Grandaddy - Under the Western Freeway

IF THE BAND WERE SERIOUS SKATEBOARDERS, they might've looked a bit like Grandaddy. Big beards, big shorts, a sense that American musical heritage is being both cherished and perverted to their own idiosyncratic ends; this is what marks out these five burly blokes from Modesto, California.

'Under The Western Freeway' is Grandaddy's debut: 11 songs and a load of chirping crickets at the end. Lazier critics will probably call it lo-fi, given that there's a certain frailty to the way they sound, that they recorded the album themselves, and that they're American.
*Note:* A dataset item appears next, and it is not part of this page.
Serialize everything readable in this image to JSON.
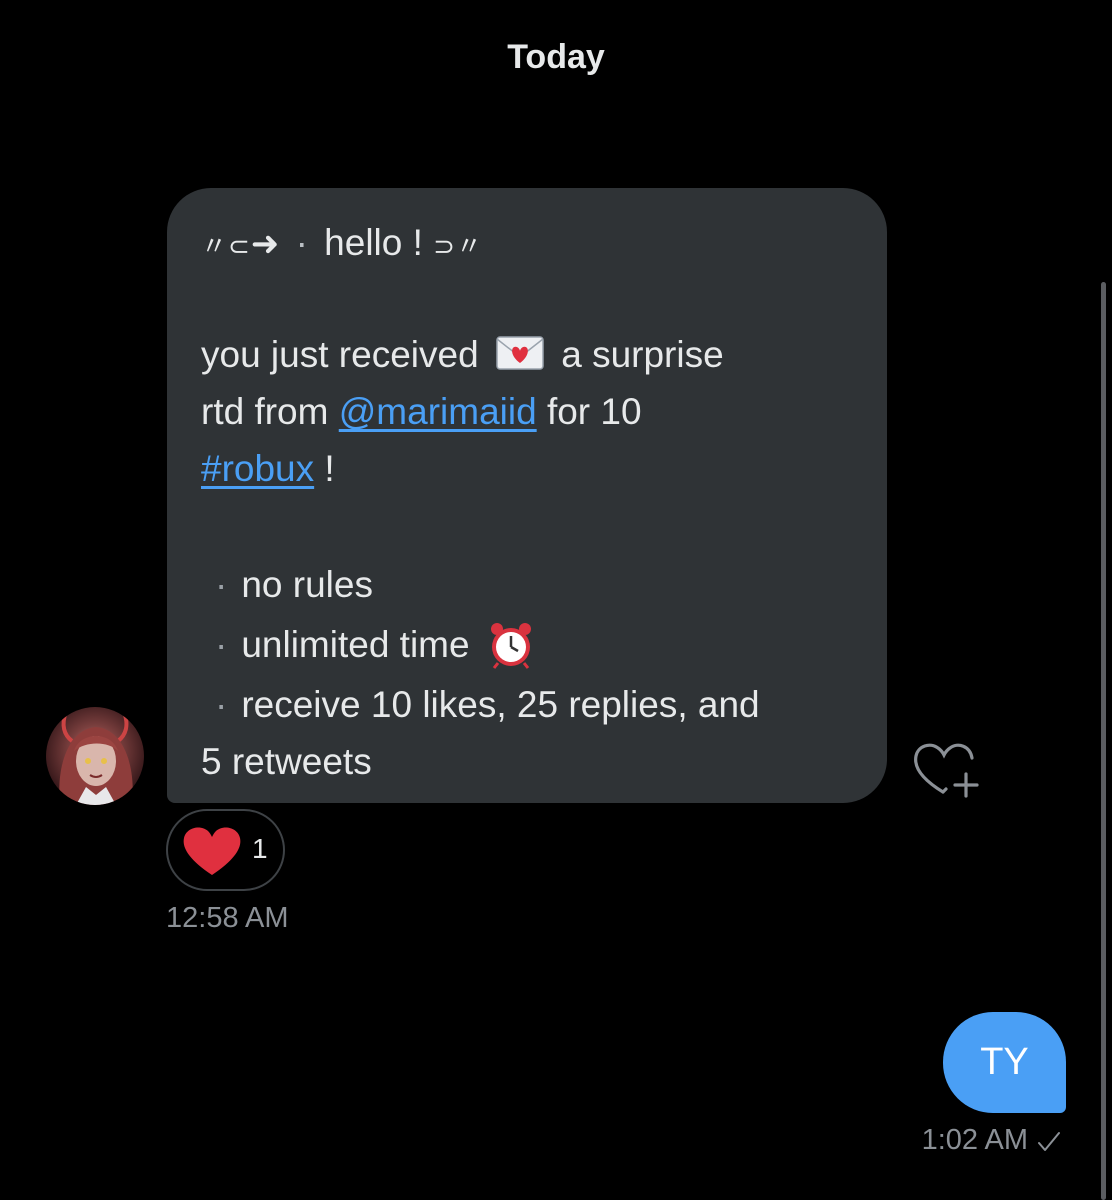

In truth, though, it's way more sophisticated than that.

Check the very start, the song known as 'Non Phenomenal Lineage'. As fuzzy heavenly choirs drift away into the ether, layers of guitars and keyboards are delicately measured out and dropped into place and Jason Lytle locates his voice from somewhere deep inside that beard. "Surely you understand," he sings in the sort of quavering falsetto that is eternally, and necessarily, compared to Neil Young. "Only gifted hands will receive the chance to touch down on fortune."

Yep, gifted. For Grandaddy have the rare knack of juggling the fairly familiar into attractive new formations. The most apposite contemporary reference point is probably Sparklehorse: there's a similar mixture here of stealthy but twisted takes on country (notably 'Collective Dreamwish Of Upper Class Elegance') and freaky little pop anthems (notably the storming 'Summer Here Kids').

So sure, it's a bit quirky. Sure, those song titles are a f??ing mouthful. And, yes, sure, three of them have small ornamental hedges attached to their chins. Now get over your aesthetic hang-ups.

'Under The Western Freeway' is a strangely excellent album and, in some tiny but profound way, the future of rock. Also, Grandaddy play a warp-factor version of 'Fun Fun Fun' live and Jason Lytle uses/invents the excellent word "imdumbivivity" during 'Summer Here Kids'.